Лично я очень любилъ Юдавку, который проявлялъ ко мнѣ необычайное вниманіе и трогательную нѣжность.
Скончался дѣдушка отъ удара. Помню, какъ меня приводили прощаться къ нему, недвижно лежавшему на широкой отоманкѣ и тяжело съ хрипомъ дышавшему. При мнѣ его соборовали. Впервые присутствовалъ я при этомъ таинствѣ, оставившемъ во мнѣ надолго сильное впечатлѣніе. Мнѣ сказали, что таинство это совершается передъ смертью, и я впервые задумался пытливо и серьезно объ этомъ конечномъ житейскомъ событіи и о его роковой неизбѣжности.
Похороненъ мой дѣдъ въ Симбирскѣ въ мужскомъ Покровскомъ монастырѣ въ склепѣ, вмѣстѣ съ прахомъ бабушки Варвары Алексѣевны, недалеко отъ алтаря главной церкви, вблизи отъ покоющихся тамъ многихъ родныхъ и близкихъ семьѣ Наумовыхъ... Въ „добѣженскія” времена могилу стариковъ я часто навѣщалъ.

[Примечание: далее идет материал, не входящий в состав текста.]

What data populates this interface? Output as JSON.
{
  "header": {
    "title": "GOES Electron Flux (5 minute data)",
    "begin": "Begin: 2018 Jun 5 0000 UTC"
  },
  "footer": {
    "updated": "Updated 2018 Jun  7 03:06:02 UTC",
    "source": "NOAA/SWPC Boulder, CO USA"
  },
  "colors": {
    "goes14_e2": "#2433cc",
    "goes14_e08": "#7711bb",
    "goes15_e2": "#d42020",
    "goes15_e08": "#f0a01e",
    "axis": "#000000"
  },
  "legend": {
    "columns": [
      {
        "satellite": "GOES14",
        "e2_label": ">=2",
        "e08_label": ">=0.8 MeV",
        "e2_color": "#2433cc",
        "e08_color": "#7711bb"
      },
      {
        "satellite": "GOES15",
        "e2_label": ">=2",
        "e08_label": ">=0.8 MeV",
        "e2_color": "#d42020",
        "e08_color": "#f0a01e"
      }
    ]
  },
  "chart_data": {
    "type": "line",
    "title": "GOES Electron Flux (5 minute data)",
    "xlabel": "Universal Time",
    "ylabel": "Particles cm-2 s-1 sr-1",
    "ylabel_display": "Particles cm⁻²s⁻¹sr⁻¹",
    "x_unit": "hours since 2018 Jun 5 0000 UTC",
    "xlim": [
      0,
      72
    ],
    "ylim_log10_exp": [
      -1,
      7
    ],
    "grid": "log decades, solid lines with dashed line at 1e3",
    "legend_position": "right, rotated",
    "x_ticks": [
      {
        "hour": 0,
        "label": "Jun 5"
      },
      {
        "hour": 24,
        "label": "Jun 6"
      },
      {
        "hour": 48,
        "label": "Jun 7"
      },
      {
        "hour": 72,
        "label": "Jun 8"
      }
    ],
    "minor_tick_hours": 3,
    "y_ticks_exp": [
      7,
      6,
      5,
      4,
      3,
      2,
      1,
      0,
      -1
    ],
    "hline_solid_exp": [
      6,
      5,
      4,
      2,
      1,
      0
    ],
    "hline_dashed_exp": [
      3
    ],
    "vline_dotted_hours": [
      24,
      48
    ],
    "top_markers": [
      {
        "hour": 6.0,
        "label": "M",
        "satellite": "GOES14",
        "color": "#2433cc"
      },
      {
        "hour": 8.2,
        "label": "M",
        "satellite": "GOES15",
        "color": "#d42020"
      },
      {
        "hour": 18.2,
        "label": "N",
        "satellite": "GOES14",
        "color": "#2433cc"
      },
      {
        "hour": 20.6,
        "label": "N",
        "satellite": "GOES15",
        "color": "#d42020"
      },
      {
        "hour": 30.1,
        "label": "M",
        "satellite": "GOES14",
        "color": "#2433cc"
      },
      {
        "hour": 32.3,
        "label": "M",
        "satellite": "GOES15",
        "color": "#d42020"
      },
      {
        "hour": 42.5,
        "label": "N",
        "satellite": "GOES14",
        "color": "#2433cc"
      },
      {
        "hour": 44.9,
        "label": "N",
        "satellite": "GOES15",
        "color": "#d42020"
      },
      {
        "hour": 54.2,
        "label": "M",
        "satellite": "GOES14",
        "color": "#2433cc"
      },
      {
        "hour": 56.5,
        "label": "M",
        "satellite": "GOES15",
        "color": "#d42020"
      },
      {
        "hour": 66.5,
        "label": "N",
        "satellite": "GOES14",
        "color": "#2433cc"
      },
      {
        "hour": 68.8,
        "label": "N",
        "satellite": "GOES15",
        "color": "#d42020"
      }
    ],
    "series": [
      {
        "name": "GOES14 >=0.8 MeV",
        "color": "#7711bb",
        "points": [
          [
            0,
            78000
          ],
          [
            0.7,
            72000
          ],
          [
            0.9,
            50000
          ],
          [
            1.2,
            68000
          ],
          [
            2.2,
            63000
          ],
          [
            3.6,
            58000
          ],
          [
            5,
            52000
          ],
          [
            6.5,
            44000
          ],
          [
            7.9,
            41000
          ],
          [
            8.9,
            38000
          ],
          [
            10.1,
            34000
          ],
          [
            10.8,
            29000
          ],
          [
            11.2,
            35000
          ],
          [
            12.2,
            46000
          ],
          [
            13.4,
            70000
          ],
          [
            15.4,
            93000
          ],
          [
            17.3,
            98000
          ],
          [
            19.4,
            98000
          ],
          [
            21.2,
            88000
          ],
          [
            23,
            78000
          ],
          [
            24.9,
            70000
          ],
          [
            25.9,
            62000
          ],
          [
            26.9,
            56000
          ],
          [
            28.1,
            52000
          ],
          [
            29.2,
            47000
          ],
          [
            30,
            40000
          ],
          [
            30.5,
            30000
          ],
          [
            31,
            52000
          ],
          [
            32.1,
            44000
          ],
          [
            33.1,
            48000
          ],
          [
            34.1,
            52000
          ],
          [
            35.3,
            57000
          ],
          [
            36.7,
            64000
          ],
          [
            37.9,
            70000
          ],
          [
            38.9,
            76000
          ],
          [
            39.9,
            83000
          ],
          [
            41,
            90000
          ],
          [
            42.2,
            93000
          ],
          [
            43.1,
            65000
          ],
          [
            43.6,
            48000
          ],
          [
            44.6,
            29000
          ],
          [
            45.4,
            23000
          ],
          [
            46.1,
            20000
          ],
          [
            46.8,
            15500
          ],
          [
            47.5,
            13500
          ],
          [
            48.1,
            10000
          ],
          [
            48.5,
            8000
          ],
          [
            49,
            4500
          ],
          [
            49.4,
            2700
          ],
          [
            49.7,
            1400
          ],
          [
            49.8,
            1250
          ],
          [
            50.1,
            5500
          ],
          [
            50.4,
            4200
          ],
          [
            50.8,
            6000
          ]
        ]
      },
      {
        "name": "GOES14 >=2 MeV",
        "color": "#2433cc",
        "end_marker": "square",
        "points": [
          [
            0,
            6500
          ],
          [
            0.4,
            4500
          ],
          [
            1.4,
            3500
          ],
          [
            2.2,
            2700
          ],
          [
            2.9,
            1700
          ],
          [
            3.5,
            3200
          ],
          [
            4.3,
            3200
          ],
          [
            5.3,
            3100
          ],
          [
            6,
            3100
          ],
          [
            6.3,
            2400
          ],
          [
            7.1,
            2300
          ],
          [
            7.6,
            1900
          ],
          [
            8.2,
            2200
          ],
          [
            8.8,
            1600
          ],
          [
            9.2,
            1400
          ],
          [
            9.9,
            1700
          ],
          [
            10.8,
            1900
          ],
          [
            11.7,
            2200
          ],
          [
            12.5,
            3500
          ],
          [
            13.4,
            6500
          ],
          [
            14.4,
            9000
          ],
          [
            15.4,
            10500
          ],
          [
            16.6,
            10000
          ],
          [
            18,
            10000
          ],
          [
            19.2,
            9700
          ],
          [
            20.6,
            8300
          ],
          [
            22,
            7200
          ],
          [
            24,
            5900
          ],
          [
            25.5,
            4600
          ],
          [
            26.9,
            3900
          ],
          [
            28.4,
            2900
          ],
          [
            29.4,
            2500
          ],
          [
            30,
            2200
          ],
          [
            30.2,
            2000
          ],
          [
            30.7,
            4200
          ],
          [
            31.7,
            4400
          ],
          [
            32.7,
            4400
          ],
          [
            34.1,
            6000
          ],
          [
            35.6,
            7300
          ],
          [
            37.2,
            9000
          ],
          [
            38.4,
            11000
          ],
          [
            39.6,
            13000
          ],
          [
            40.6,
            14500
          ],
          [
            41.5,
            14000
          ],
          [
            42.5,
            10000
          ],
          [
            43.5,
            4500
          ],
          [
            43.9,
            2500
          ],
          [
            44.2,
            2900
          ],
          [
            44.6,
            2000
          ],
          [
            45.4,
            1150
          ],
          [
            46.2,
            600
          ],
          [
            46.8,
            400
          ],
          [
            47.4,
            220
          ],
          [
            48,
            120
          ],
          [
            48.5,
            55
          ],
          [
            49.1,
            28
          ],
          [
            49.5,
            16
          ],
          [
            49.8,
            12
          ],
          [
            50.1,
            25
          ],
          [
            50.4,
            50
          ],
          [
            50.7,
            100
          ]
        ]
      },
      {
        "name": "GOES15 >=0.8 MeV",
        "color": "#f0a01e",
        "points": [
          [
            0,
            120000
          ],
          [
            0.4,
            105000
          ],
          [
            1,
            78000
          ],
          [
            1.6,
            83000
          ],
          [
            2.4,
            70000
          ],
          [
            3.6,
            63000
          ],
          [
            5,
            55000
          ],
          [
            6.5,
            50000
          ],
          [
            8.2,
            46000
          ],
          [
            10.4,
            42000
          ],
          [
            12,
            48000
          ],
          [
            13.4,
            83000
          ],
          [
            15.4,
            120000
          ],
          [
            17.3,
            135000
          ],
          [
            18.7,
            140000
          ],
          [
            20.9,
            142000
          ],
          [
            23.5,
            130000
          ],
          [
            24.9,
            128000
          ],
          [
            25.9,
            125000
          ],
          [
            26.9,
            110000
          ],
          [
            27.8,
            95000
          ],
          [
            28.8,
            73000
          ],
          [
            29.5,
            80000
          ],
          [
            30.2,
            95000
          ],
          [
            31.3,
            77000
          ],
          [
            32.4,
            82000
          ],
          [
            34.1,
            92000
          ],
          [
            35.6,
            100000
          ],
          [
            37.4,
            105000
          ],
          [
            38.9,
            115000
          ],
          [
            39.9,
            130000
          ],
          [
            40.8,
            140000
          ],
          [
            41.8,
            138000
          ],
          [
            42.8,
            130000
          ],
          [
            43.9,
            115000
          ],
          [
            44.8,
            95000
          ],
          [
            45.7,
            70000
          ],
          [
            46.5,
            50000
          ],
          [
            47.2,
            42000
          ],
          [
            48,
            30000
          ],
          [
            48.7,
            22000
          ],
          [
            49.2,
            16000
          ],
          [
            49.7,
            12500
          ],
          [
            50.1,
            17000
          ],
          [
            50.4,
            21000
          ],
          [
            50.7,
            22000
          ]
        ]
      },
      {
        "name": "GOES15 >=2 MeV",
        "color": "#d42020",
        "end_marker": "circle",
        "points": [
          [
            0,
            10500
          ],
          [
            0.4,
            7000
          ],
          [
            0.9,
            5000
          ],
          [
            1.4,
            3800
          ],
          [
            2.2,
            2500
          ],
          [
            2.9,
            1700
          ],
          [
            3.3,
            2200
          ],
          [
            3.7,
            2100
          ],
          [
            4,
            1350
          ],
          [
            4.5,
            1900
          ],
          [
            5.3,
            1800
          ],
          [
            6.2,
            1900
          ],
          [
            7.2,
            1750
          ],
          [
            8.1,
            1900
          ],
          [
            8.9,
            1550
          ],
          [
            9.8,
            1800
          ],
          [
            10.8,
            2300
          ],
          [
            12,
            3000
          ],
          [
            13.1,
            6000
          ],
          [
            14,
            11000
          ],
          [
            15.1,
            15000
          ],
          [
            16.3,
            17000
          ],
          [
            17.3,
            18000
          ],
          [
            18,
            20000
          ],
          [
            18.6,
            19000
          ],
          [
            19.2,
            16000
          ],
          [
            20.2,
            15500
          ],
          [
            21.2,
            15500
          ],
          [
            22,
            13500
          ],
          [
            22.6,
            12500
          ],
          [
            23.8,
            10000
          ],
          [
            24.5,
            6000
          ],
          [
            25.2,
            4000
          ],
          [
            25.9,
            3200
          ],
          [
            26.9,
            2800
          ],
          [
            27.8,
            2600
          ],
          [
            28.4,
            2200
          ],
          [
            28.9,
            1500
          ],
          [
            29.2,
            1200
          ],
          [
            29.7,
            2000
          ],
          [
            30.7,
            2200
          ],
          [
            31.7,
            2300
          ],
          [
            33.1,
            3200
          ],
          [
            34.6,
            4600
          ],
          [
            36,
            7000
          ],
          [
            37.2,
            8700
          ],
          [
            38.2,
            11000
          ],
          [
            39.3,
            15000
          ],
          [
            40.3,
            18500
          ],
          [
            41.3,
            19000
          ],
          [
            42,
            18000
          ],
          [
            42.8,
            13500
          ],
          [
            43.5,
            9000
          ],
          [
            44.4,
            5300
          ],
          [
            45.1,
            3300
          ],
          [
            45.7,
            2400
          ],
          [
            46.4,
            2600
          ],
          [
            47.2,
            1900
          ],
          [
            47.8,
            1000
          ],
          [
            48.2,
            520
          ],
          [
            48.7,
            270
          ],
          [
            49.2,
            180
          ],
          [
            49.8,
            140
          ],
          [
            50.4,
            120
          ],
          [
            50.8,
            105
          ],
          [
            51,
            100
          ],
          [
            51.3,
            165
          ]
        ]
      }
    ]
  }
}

Со смертью дѣдушки, гнѣздо его на Лисиной улицѣ все распалось. Самый домъ былъ проданъ доктору Карлу Михайловичу Боровскому. Олимпіада Тимофеевна переѣхала въ г. Ставрополь Самарской губ., причемъ всю доставшуюся ей обстановку дѣдушкинаго дома она неумѣло, негласно распродала, такъ что лишь рѣдкія вещи удалось сохранить въ фамильныхъ рукахъ. Юдавка вскорѣ послѣ кончины старика Михаила Михайловича тоже отошелъ въ вѣчность, смертельно угорѣвъ въ банѣ, и лишь старый слуга Ѳеодоръ Ѳиногеичъ остался въ Симбирскѣ, въ качествѣ служащаго въ Троицкой гостинницѣ, никому не уступая насъ, какъ „своихъ Наумовскихъ господъ”...
2
Изъ родныхъ братьевъ и сестеръ моего дѣда я никого не знавалъ. Владиміръ Михайловичъ скончался въ молодости и похороненъ въ Римѣ. Евграфъ Михайловичъ, женатый на гр. Толстой и владѣвшій родовымъ Наумовскимъ имѣніемъ при с. Кокряти Казанской губ. Спасскаго уѣзда, жилъ постоянно въ Казани и скончался задолго до смерти дѣдушки Михаила Михайловича. Имѣніе же его перешло по завѣщанію къ ихъ пріемной дочери Анастасіи, вышедшей замужъ за казанскаго искателя богатыхъ невѣстъ, нѣкоего Греве, вскорѣ, за ненадобностью, бросившаго свою некрасивую, разоренную имъ супругу.
Бабушекъ моихъ — сестеръ дѣда Михаила Михайловича — Анну Михайловну, по замужеству, Тургеневу и Вѣру Михайловну Родіонову, я тоже не засталъ, и помню лишь ихъ потомство въ лицѣ Михаила Борисовича Тургенева, Анны Борисовны Татариновой (ур. Тургеневой), Ольги Борисовны Coковниной (ур. Тургеневой), а также Владиміра Петровича, Александра Петровича, Дмитрія Петровича Родіоновыхъ и др., но о нихъ рѣчь впереди.